The Australian Competition and Consumer Commission (ACCC) received more than 5,800 reports of business scams in 2018, with total losses due to these scam activities of more than $7.2 million, an increase of 53% on the previous year. Almost 75% of those impacted were micro and small businesses, most commonly attributed to false billing scams. Even the average loss of $10,000 could mean the end for a small business.
Scams have been around since the dawn of civilisation, but modern technology has provided a wealth of opportunities for scammers, including the ability to hit millions of targets at once.
Many scams simply exploit the better side of human nature. Others rely on sophisticated technology that few people understand. Either way, the first line of defence is awareness.
Know the enemy
The most common threats to small business include:
- False invoices: businesses receive fake invoices for goods or services that were not ordered. The attached invoice may also contain malware.
- Change in supplier details: businesses are duped into updating a customer’s bank account details, diverting payments to a scammer.
- Malware: hidden programs in emails allow scammers access to your computer files or to your company’s entire server.
- Phishing: emails usually purporting to come from your bank and aimed at stealing your password and login details.
- Ransomware: locks up your computer with a demand of payment to unlock it.
- Hacked emails: someone gains access to your email address and sends requests to an employee to pay an invoice. The money is directed straight to the hacker’s bank account, which cannot be traced after the transfer.
Sadly, this list is growing…
Protecting your business
The solution to most online threats lies in a combination of vigilance and technology. You also need to ensure your employees are alert to threats and are equipped to deflect them.
A security policy should include the following at the very least:
- Internet security programs: choose a reputable provider, schedule daily updates, and perform regular scans. If a threat is detected, immediately alert all staff and your IT support service.
- Passwords: ensure they are strong, individual to each site and each user within your business.
- Daily backups: your server or all computers must be backed up on a daily basis to an external drive. A copy of this backup should be kept off site or stored in a fireproof safe. Remember to test backup files regularly to ensure they are working correctly.
- Payments: implement a rigorous system for confirming the validity of all invoices. Limit the number of people authorised to pay invoices.
- Confirm requests: if an email is received from a supplier requesting changes to payments, phone the supplier to confirm first.
Prevention is always better than the cure so learn more about this important aspect of running a business.
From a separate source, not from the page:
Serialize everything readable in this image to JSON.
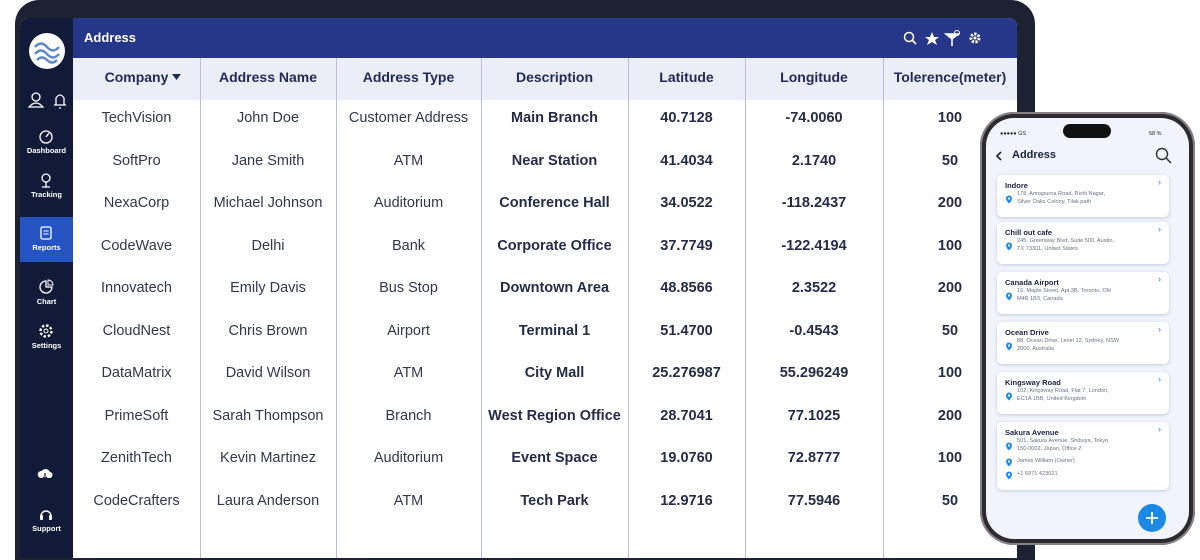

Depending on the size and potential vulnerability of your business, it may pay to have your system expertly evaluated by a trusted consultant to strengthen it against any possible threats.
It is also worth considering insurance specific to this threat commonly referred to as Cyber Insurance. Traditional business insurance policies may not cover losses related to cyber-attacks and given the snowballing risks, Cyber Insurance is becoming another essential for business owners.
Millions of today’s businesses would not exist without the Internet, and the opportunities it provides seem limitless. Unfortunately those opportunities extend to a growing number of fraudsters, but by staying alert and following some simple rules you can protect your business from those looking for an easy ride.